“Orrore in Italia.
Abbandonati nei campi, lungo le strade o nei cumuli di spazzatura,
continua il ritrovamento di neonati. Ormai sono centinaia. Per la
maggior parte di essi ormai è troppo tardi. Le immagini strazianti
dei piccoli corpi senza vita danno la misura della tragedia che si
sta consumando.”
Cose che succedono.
Come sarebbe a dire, cose
che succedono?
Certo, succedono. Cose
così e altre simili o peggiori. Quotidianamente. Qual è il
problema?
Ma è inaudito!
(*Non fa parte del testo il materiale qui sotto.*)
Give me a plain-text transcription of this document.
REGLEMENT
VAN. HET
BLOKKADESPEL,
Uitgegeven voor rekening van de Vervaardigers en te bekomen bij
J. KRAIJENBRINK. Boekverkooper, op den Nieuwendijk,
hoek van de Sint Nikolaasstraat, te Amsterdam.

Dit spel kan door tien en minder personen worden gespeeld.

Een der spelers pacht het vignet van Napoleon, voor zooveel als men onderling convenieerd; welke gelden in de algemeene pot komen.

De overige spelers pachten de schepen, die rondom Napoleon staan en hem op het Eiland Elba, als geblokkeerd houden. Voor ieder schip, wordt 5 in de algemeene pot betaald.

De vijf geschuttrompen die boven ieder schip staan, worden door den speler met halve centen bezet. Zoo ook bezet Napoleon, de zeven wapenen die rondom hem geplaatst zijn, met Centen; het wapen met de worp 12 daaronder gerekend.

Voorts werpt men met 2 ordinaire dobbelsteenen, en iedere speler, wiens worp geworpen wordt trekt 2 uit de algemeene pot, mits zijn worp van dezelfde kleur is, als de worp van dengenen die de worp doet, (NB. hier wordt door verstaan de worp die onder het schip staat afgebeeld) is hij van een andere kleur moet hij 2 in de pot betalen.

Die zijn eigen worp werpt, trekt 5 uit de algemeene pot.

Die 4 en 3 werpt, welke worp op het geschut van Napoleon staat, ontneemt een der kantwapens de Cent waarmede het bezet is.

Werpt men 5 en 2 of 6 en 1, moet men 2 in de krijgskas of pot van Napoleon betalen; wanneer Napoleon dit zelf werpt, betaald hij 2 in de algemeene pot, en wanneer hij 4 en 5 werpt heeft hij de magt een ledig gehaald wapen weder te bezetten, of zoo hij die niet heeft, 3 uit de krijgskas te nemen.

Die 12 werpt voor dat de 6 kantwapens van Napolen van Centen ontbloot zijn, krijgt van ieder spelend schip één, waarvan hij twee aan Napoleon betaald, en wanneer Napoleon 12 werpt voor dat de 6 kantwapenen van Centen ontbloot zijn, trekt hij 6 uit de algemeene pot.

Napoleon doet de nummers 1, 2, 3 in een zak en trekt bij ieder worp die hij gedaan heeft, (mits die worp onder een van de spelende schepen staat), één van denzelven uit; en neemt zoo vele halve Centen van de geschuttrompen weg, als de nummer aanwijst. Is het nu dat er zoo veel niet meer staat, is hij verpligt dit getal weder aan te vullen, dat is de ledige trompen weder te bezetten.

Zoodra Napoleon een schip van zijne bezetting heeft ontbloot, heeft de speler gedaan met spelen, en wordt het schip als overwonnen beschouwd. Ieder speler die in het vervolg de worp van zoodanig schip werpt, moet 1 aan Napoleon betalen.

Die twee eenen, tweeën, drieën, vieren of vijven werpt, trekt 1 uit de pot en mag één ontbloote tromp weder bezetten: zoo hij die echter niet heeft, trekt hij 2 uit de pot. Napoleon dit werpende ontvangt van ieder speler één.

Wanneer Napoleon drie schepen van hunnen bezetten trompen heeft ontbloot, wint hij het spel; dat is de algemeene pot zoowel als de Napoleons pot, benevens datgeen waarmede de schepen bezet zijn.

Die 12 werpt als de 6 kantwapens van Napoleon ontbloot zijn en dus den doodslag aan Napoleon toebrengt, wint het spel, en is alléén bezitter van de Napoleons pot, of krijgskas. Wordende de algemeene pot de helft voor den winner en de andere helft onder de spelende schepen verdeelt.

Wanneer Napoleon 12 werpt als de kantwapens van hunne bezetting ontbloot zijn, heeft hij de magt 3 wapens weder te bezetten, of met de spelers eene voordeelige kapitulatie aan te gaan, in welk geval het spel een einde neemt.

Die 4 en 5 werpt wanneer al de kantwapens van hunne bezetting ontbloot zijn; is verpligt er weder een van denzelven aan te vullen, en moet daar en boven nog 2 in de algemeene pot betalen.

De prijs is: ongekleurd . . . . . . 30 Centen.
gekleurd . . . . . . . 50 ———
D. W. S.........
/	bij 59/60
Non è
possibile permettere un abominio simile.
Tanto, cosa possiamo
farci?
Muoverci tutti insieme,
pretendere l'intervento delle istituzioni, coinvolgere le nazioni
unite, insomma, qualsiasi cosa pur di mettere fine a questa strage di
innocenti.
Bene. Avete ragione. Ora
però sostituite Italia con Iraq.
Iraq? Stai parlando
dell'Iraq? Ma mi hai fatto venire un colpo. Perché hai detto Italia?
Sei proprio stronza.
Iraq dove alle donne fuggite dalle zone roccaforte dell'Isis, violentate prima dai
combattenti dello Stato Islamico, poi dai militari della parte
avversa, e ora nei campi profughi dalle guardie che dovrebbero
tutelarne l'incolumità, allo stremo delle forze non resta che
tentare di abortire da sé o abbandonare i neonati, cui solo un
futuro di vendetta è garantito.
Senza contare i circa
quindicimila bambini che muoiono ogni giorno di fame, quelli
costretti a imbracciare le armi, quelli venduti e comprati per vari
utilizzi. Quelli storditi dalle droghe, quelli costretti a vivere tra
i rifiuti, o nelle fogne per ripararsi dalle intemperie.
Eccetera,
eccetera, eccetera.
Ognuno di essi ha un
volto e uno sguardo. Ognuno di essi ha emozioni e prova dolore.
Solo che sono lontani,
non sono qui. Non sono i nostri bambini.
Lo so, è difficile
portare il peso del dolore del mondo. Passa la voglia di vivere.
Perché se scomponiamo i milioni in unità e concediamo a ognuno
identità e storia, allora comprendiamo l'entità del nostro
fallimento di esseri umani. Io mi sento così. Sento di avere
fallito.
La provocazione qui sopra
è solo un penoso tentativo di colmare l'incomprensibile divario tra
chi sente troppo e chi non sente nulla. E forse non nasce più dalla
speranza di riuscire a fare qualcosa, dalla speranza che il sapere
sia sprone sufficiente. Forse è solo per l'invidia nei confronti di
chi riesce a farsi scivolare tutto di dosso.